Good Christ it’s Friday, and I have caffeinated myself to what I suspect may be hazardous levels. My heart is hammering, my palms are sweaty, tingly currents of energy dance up and down my CNS, but on the plus side I can see ultraviolet and the spirits of the damned so I guess I can’t really complain.
I love old niche/B-movie stuff. Hellraiser II, Dune, the Alien Autopsy documentary that Jonathan Frakes narrated in the middling ’90’s – these things are very dear to me. I just found a new one.
The other night I booted up Netflix and, despairing, opted to roll the dice on something called Kolchack: The Night Stalker. I’d heard something about it somewhere, and had the vaguest of notions that it was related to the The X-Files, but that was pretty much it. The Netflix title card (which I am inserting below) gave me precisely zero information to go on. If I’d had to guess, I would have said it was a show about a lawyer who moonlights as a cat burglar, or possibly a used car salesman cum vigilante.
Wrong, on both counts. Very, very wrong. And personally, I blame Netflix for advertising this program with such a wildly misleading image, because the fact of the matter is that the show actually looks like this:
Kolchak: The Night Stalker originally aired on ABC in 1974. I do not know how this was allowed to happen (in 1974), but thank fuck it did. Kolchak is awesome.
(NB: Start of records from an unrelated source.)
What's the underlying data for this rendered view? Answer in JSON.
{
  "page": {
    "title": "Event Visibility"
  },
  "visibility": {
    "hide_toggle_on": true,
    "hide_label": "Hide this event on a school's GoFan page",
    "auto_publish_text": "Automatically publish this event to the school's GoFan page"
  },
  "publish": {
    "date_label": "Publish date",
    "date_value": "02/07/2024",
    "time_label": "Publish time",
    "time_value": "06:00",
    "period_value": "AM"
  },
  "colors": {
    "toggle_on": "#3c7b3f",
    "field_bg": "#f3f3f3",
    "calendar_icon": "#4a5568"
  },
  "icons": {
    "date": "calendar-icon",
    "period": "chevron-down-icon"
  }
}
Carl Kolchak (played by the exceptional Darren McGavin, who may be familiar to certain among us) is a fast talking, frumpled-suit wearing wire service reporter in Chicago, and for reasons that are never addressed directly, he keeps running afoul of werewolves, zombies, vampires, fat girls, and Jack the Ripper. You may have noticed that one of those things is not like the others – more on that in a minute.
The show’s basic structure will be familiar to X-Files fans, for indeed Chris Carter has cited Kolchak as being the primary inspiration for Mulder and Scully’s adventures. 1974 is a little bit early for cold-opens as we know them now, but one way or another our hero discovers that there has been a strange murder and sets out to investigate. Armed only with wit, gumption, and a Polaroid camera, Carl Kolchak goes out into the night to discover what manner of nefarious beastie is preying on the fair folk of Chicago. His motive for doing so is ostensibly that he wants the story, though I do not believe any of his fantastical tales are ever printed in black and white. The first episode ends with Kolchak at his desk, rereading the first draft of his news report on the immortal demon Jack the Ripper. Kolchak tears the paper out of his typewriter and chuckles to himself. “Aw, hell. Who would believe it?” he says to no one in particular, as he crumples the sheet of paper up and tosses it over his shoulder. Roll credits.
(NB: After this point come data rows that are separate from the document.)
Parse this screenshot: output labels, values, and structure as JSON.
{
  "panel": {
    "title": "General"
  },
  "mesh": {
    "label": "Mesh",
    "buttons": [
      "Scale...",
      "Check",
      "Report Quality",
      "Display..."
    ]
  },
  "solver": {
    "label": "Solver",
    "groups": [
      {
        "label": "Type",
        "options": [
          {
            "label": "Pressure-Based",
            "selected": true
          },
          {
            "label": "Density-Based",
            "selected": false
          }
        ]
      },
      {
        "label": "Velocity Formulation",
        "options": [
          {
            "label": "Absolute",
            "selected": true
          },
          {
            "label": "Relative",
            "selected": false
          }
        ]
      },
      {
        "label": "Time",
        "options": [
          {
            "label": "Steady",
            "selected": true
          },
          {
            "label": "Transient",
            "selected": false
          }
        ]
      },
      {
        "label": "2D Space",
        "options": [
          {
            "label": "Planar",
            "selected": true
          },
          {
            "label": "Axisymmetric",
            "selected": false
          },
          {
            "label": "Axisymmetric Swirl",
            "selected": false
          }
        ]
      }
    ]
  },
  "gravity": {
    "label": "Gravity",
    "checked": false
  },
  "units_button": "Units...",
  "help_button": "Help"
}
Now – onto the fat girl bit from earlier. In addition to being gloriously campy, Kolchak: The Night Stalker is also very much of its time. That, or one of the writers just had a bad breakup and wanted to take it out on somebody. Cue voiceover:
Jane Plumm was fat. She talks a lot about water retention and big bones, but I have to believe that the six or eight meals a day with snacks in between to keep up her strength has a lot to do with it.
The scene immediately following that one has the both of them sitting down at a diner where Mz Plumm orders a totally implausible quantity of food. Episode 2 revolves around voodoo, and while its treatment of Haitians really isn’t as bad as I would have expected given the above-quoted dialogue, it would still be enough to get the showrunner dragged out and publicly beaten to death were Kolchak airing today.
It doesn’t bug me, really. The more impolitic parts of the show are entirely too preposterous to take seriously. For example, Wikipedia offers brief synopses of some unproduced episodes. Regarding a script called Eve of Terror:
The story is summed up by Kolchak’s opening narration: “What if I told you that a deranged feminist murdered a Casanova lab technician, a sex goddess, and her purveyor?”
“Deranged feminist”. I think that’s funny, a little bit like watching Forbidden Planet today, in an age where most middle-schoolers understand in broad strokes the iron-clad limitations on space travel imposed by relativity.
So check out Kolchak: The Night Stalker. I’m having fun with it.